WASHINGTON (Sputnik) — On Friday, NATO Secretary General Jens Stoltenberg said in a statement that he discussed the importance of the alliance and its defense spending with US President-elect Donald Trump.
Trump repeatedly said during his presidential campaign that Washington should review its relationships with NATO allies, which he insisted should pay more of the cost for having their security guaranteed by the United States.
"They [NATO] can’t afford to try to take a hardline against Russian aggression if the United States is not there," American University School of International Service Dean James Goldgeier told Sputnik.
If alliance members believe the United States is not there to support them, Goldgeier said, NATO will have to rethink and change its relationship with Russia.
Trump’s campaign rhetoric, Goldgeier claimed, represented more of a transactional approach to NATO wherein the United States would defend alliance members if they helped pay more of the expenses.
"It’s really not what NATO is about.
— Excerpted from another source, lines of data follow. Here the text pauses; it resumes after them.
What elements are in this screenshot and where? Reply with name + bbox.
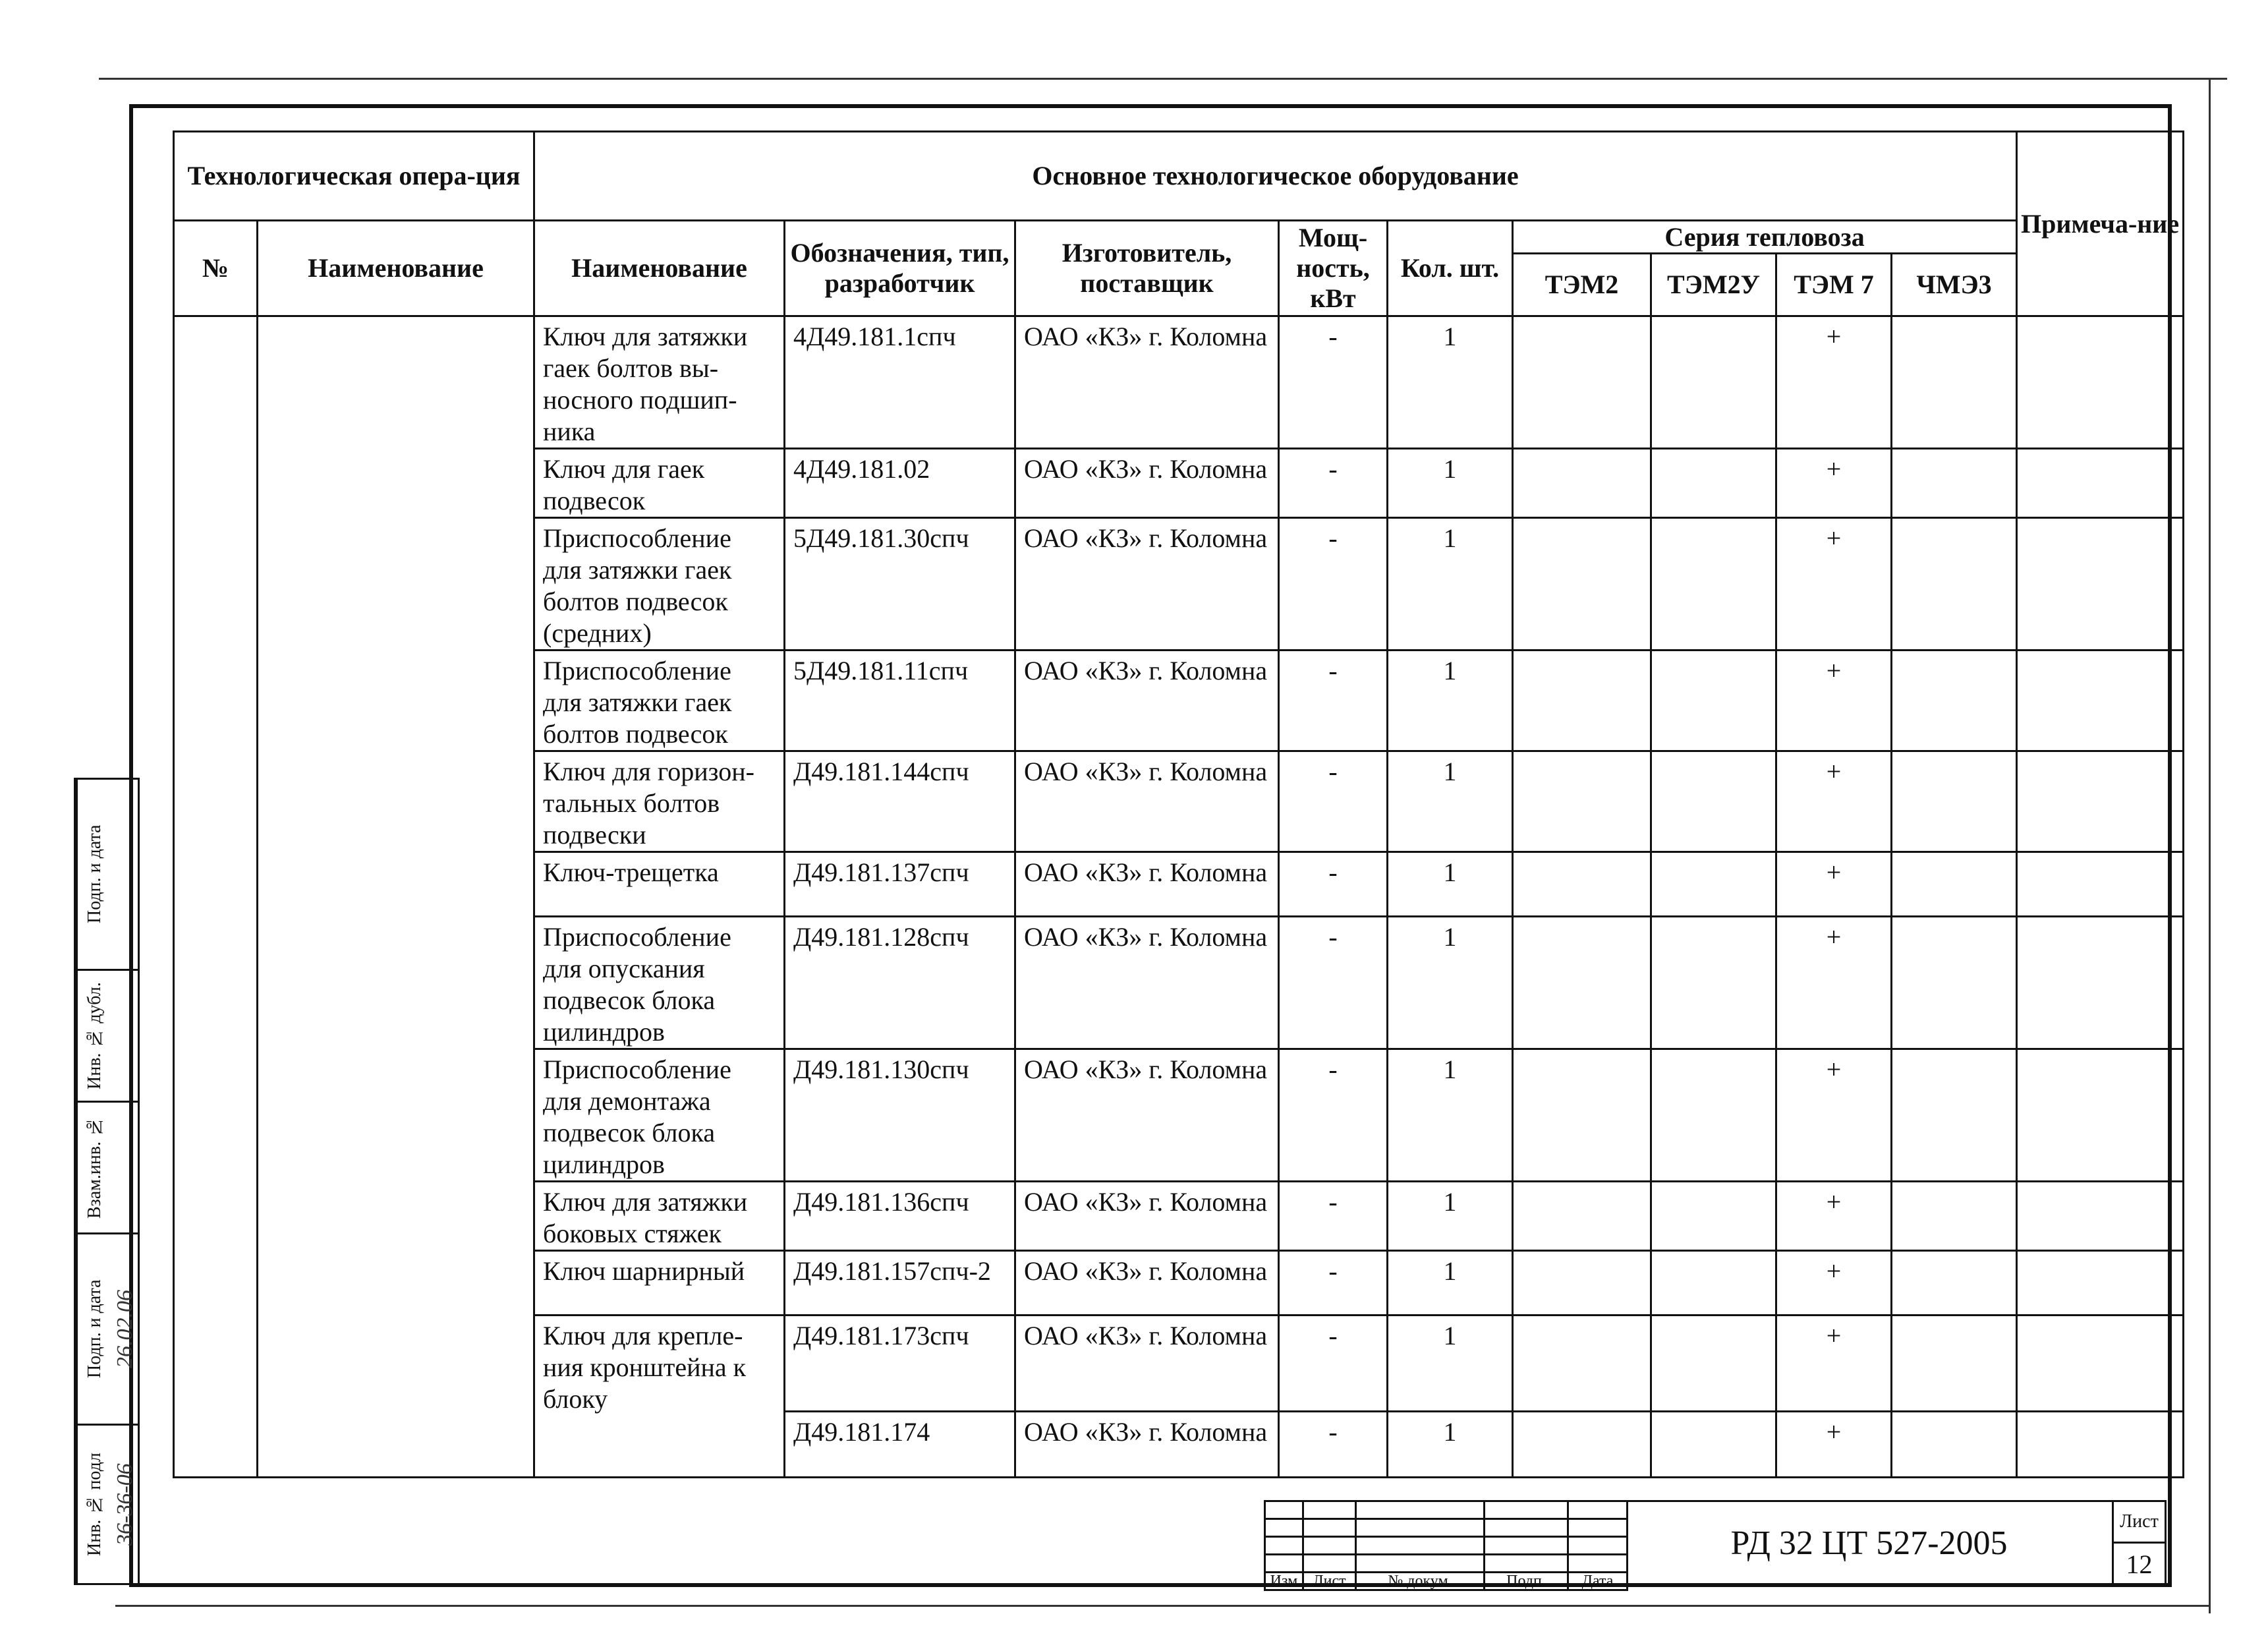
header-manufacturer: Изготовитель, поставщик (1015, 221, 1279, 316)
eq-name-cell: Ключ шарнирный (534, 1251, 785, 1316)
chme3-cell (1892, 316, 2017, 449)
designation-cell: 4Д49.181.02 (785, 449, 1015, 518)
sheet-box (2114, 1500, 2167, 1586)
designation-cell: Д49.181.157спч-2 (785, 1251, 1015, 1316)
tem7-cell: + (1776, 751, 1892, 852)
note-cell (2017, 1182, 2184, 1251)
chme3-cell (1892, 518, 2017, 651)
side-label: Инв. № дубл. (76, 971, 110, 1101)
side-segment-inv-dubl (76, 971, 138, 1103)
tem2-cell (1513, 1182, 1651, 1251)
chme3-cell (1892, 1251, 2017, 1316)
op-name-cell (258, 316, 534, 1478)
tem2-cell (1513, 852, 1651, 917)
designation-cell: Д49.181.173спч (785, 1316, 1015, 1412)
power-cell: - (1279, 518, 1388, 651)
header-power: Мощ-ность, кВт (1279, 221, 1388, 316)
maker-cell: ОАО «КЗ» г. Коломна (1015, 1251, 1279, 1316)
note-cell (2017, 852, 2184, 917)
qty-cell: 1 (1388, 651, 1513, 751)
right-rule (2209, 78, 2211, 1613)
tem2u-cell (1651, 449, 1776, 518)
qty-cell: 1 (1388, 1412, 1513, 1478)
note-cell (2017, 1049, 2184, 1182)
chme3-cell (1892, 1316, 2017, 1412)
header-qty: Кол. шт. (1388, 221, 1513, 316)
chme3-cell (1892, 449, 2017, 518)
power-cell: - (1279, 1316, 1388, 1412)
power-cell: - (1279, 1049, 1388, 1182)
power-cell: - (1279, 1412, 1388, 1478)
maker-cell: ОАО «КЗ» г. Коломна (1015, 518, 1279, 651)
tem2u-cell (1651, 852, 1776, 917)
op-num-cell (174, 316, 258, 1478)
note-cell (2017, 316, 2184, 449)
power-cell: - (1279, 449, 1388, 518)
maker-cell: ОАО «КЗ» г. Коломна (1015, 917, 1279, 1049)
tem7-cell: + (1776, 1316, 1892, 1412)
tem2-cell (1513, 518, 1651, 651)
qty-cell: 1 (1388, 1251, 1513, 1316)
power-cell: - (1279, 316, 1388, 449)
designation-cell: 5Д49.181.11спч (785, 651, 1015, 751)
chme3-cell (1892, 852, 2017, 917)
qty-cell: 1 (1388, 518, 1513, 651)
designation-cell: Д49.181.128спч (785, 917, 1015, 1049)
tem2u-cell (1651, 1316, 1776, 1412)
header-tem2: ТЭМ2 (1513, 254, 1651, 316)
tem2-cell (1513, 449, 1651, 518)
eq-name-cell: Ключ для затяжки боковых стяжек (534, 1182, 785, 1251)
header-note: Примеча-ние (2017, 132, 2184, 316)
tem2-cell (1513, 316, 1651, 449)
side-segment-inv-podl (76, 1426, 138, 1583)
side-label: Инв. № подл (76, 1426, 110, 1583)
maker-cell: ОАО «КЗ» г. Коломна (1015, 751, 1279, 852)
tem7-cell: + (1776, 1182, 1892, 1251)
tem2-cell (1513, 651, 1651, 751)
side-label: Подп. и дата (76, 780, 110, 969)
chme3-cell (1892, 917, 2017, 1049)
maker-cell: ОАО «КЗ» г. Коломна (1015, 852, 1279, 917)
tem7-cell: + (1776, 1251, 1892, 1316)
tem2u-cell (1651, 518, 1776, 651)
designation-cell: 4Д49.181.1спч (785, 316, 1015, 449)
note-cell (2017, 1251, 2184, 1316)
maker-cell: ОАО «КЗ» г. Коломна (1015, 1049, 1279, 1182)
tem2u-cell (1651, 651, 1776, 751)
header-tem7: ТЭМ 7 (1776, 254, 1892, 316)
tem2-cell (1513, 1316, 1651, 1412)
side-label: Взам.инв. № (76, 1103, 110, 1232)
note-cell (2017, 1316, 2184, 1412)
tem2u-cell (1651, 1251, 1776, 1316)
note-cell (2017, 751, 2184, 852)
maker-cell: ОАО «КЗ» г. Коломна (1015, 449, 1279, 518)
designation-cell: Д49.181.137спч (785, 852, 1015, 917)
chme3-cell (1892, 1182, 2017, 1251)
designation-cell: Д49.181.144спч (785, 751, 1015, 852)
qty-cell: 1 (1388, 917, 1513, 1049)
side-segment-podp-data-2 (76, 1234, 138, 1426)
chme3-cell (1892, 1412, 2017, 1478)
handwritten-date: 26.02.06 (113, 1290, 137, 1368)
bottom-rule (115, 1605, 2211, 1607)
tem2u-cell (1651, 1049, 1776, 1182)
note-cell (2017, 449, 2184, 518)
note-cell (2017, 1412, 2184, 1478)
header-num: № (174, 221, 258, 316)
eq-name-cell: Приспособление для затяжки гаек болтов подвесок (534, 651, 785, 751)
power-cell: - (1279, 1182, 1388, 1251)
power-cell: - (1279, 917, 1388, 1049)
maker-cell: ОАО «КЗ» г. Коломна (1015, 1316, 1279, 1412)
header-chme3: ЧМЭ3 (1892, 254, 2017, 316)
qty-cell: 1 (1388, 316, 1513, 449)
tem7-cell: + (1776, 449, 1892, 518)
header-tech-op: Технологическая опера-ция (174, 132, 534, 221)
tem2-cell (1513, 751, 1651, 852)
qty-cell: 1 (1388, 1316, 1513, 1412)
eq-name-cell: Ключ для затяжки гаек болтов вы-носного подшип-ника (534, 316, 785, 449)
tem2u-cell (1651, 751, 1776, 852)
top-rule (99, 78, 2227, 80)
header-main-equipment: Основное технологическое оборудование (534, 132, 2017, 221)
header-designation: Обозначения, тип, разработчик (785, 221, 1015, 316)
table-row (174, 316, 2184, 449)
header-tem2u: ТЭМ2У (1651, 254, 1776, 316)
power-cell: - (1279, 651, 1388, 751)
tem2-cell (1513, 1412, 1651, 1478)
note-cell (2017, 518, 2184, 651)
header-eq-name: Наименование (534, 221, 785, 316)
header-op-name: Наименование (258, 221, 534, 316)
tem2-cell (1513, 917, 1651, 1049)
tem2u-cell (1651, 1412, 1776, 1478)
handwritten-number: 36-36-06 (113, 1463, 137, 1546)
power-cell: - (1279, 1251, 1388, 1316)
document-code: РД 32 ЦТ 527-2005 (1626, 1500, 2114, 1586)
note-cell (2017, 651, 2184, 751)
tem2-cell (1513, 1049, 1651, 1182)
qty-cell: 1 (1388, 852, 1513, 917)
sheet-label: Лист (2114, 1502, 2165, 1544)
tem7-cell: + (1776, 518, 1892, 651)
tem7-cell: + (1776, 917, 1892, 1049)
power-cell: - (1279, 751, 1388, 852)
stamp-izm: Изм (1265, 1573, 1303, 1590)
side-segment-podp-data-1 (76, 780, 138, 971)
qty-cell: 1 (1388, 751, 1513, 852)
qty-cell: 1 (1388, 449, 1513, 518)
eq-name-cell: Приспособление для затяжки гаек болтов подвесок (средних) (534, 518, 785, 651)
eq-name-cell: Ключ-трещетка (534, 852, 785, 917)
tem2u-cell (1651, 316, 1776, 449)
tem7-cell: + (1776, 1412, 1892, 1478)
tem2u-cell (1651, 917, 1776, 1049)
stamp-date: Дата (1568, 1573, 1628, 1590)
title-block (1264, 1500, 2184, 1590)
header-series: Серия тепловоза (1513, 221, 2017, 254)
chme3-cell (1892, 1049, 2017, 1182)
tem2u-cell (1651, 1182, 1776, 1251)
chme3-cell (1892, 751, 2017, 852)
eq-name-cell: Ключ для гаек подвесок (534, 449, 785, 518)
tem7-cell: + (1776, 1049, 1892, 1182)
designation-cell: Д49.181.174 (785, 1412, 1015, 1478)
stamp-podp: Подп. (1485, 1573, 1568, 1590)
maker-cell: ОАО «КЗ» г. Коломна (1015, 1182, 1279, 1251)
tem7-cell: + (1776, 316, 1892, 449)
tem7-cell: + (1776, 852, 1892, 917)
power-cell: - (1279, 852, 1388, 917)
revision-grid (1264, 1500, 1628, 1591)
side-segment-vzam-inv (76, 1103, 138, 1234)
note-cell (2017, 917, 2184, 1049)
maker-cell: ОАО «КЗ» г. Коломна (1015, 651, 1279, 751)
stamp-doc-num: № докум. (1356, 1573, 1485, 1590)
tem2-cell (1513, 1251, 1651, 1316)
sheet-number: 12 (2126, 1549, 2153, 1579)
eq-name-cell: Ключ для крепле-ния кронштейна к блоку (534, 1316, 785, 1478)
eq-name-cell: Ключ для горизон-тальных болтов подвески (534, 751, 785, 852)
eq-name-cell: Приспособление для опускания подвесок блока цилиндров (534, 917, 785, 1049)
equipment-table (173, 130, 2184, 1478)
designation-cell: Д49.181.136спч (785, 1182, 1015, 1251)
eq-name-cell: Приспособление для демонтажа подвесок блока цилиндров (534, 1049, 785, 1182)
maker-cell: ОАО «КЗ» г. Коломна (1015, 1412, 1279, 1478)
maker-cell: ОАО «КЗ» г. Коломна (1015, 316, 1279, 449)
designation-cell: 5Д49.181.30спч (785, 518, 1015, 651)
qty-cell: 1 (1388, 1049, 1513, 1182)
side-strip (74, 778, 140, 1585)
chme3-cell (1892, 651, 2017, 751)
designation-cell: Д49.181.130спч (785, 1049, 1015, 1182)
qty-cell: 1 (1388, 1182, 1513, 1251)
stamp-list: Лист (1303, 1573, 1356, 1590)
tem7-cell: + (1776, 651, 1892, 751)
side-label: Подп. и дата (76, 1234, 110, 1424)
If that’s the policy approach he takes, it is going to be devastating for the alliance," Goldgeier argued.
Goldgeier said he would not be surprised if Trump reverses many of the statements he made while campaigning but, even so, he needs to step up and make a firm declaration of support.
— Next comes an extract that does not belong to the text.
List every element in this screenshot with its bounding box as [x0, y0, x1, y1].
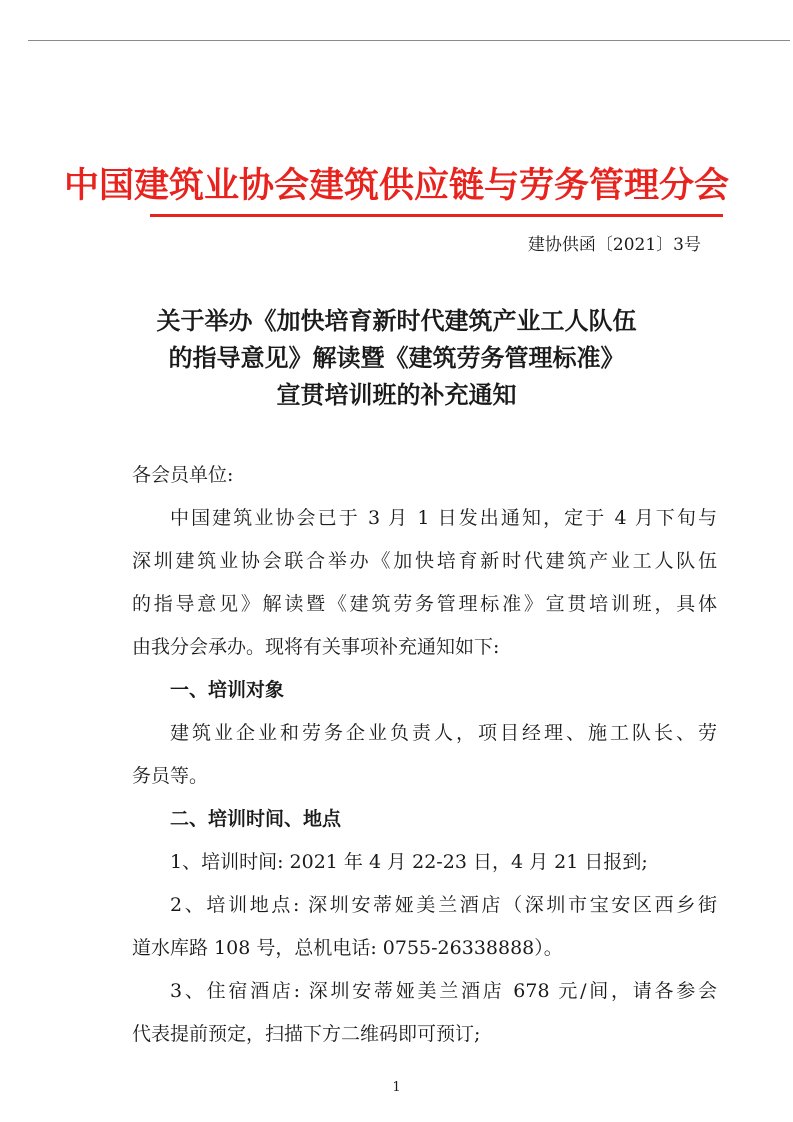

"The alliance cannot afford a lot of uncertainty about the US commitment," Goldgeier explained. "The uncertainty would just be damaging."
Harvard Kennedy School’s former Rajawali Senior Fellow and the author of “Peaceful War” Patrick Mendis told Sputnik that NATO cannot sustain its mission without significant American leadership.
"We [the United States] need to maintain our policy, with some alternations, with NATO, primarily because NATO was an American creation for collective security to advance our national interests and American values in Europe and elsewhere," Mendis, a former NATO military professor, asserted.
However, as Trump has said, Mendis added, there are ways that NATO countries can share greater responsibilities, especially when it comes to budget-related concerns.
Trump and his advisors must embrace the country’s founding values as a global nation and beacon of freedom in order to truly "Make America Great Again" or the United States will face negative consequences, Mendis warned.
"Not only Russia but also China would view America is flying low, with its wounds of a divided nation and failures of American democracy," Mendis concluded.
Earlier on Friday, Stoltenberg said he expected European NATO members and Canada to increase defense spending to 3 percent. Currently, only five NATO members, the United States, Greece, Estonia, Poland and the United Kingdom, spend the required 2 percent of their GDP on defense.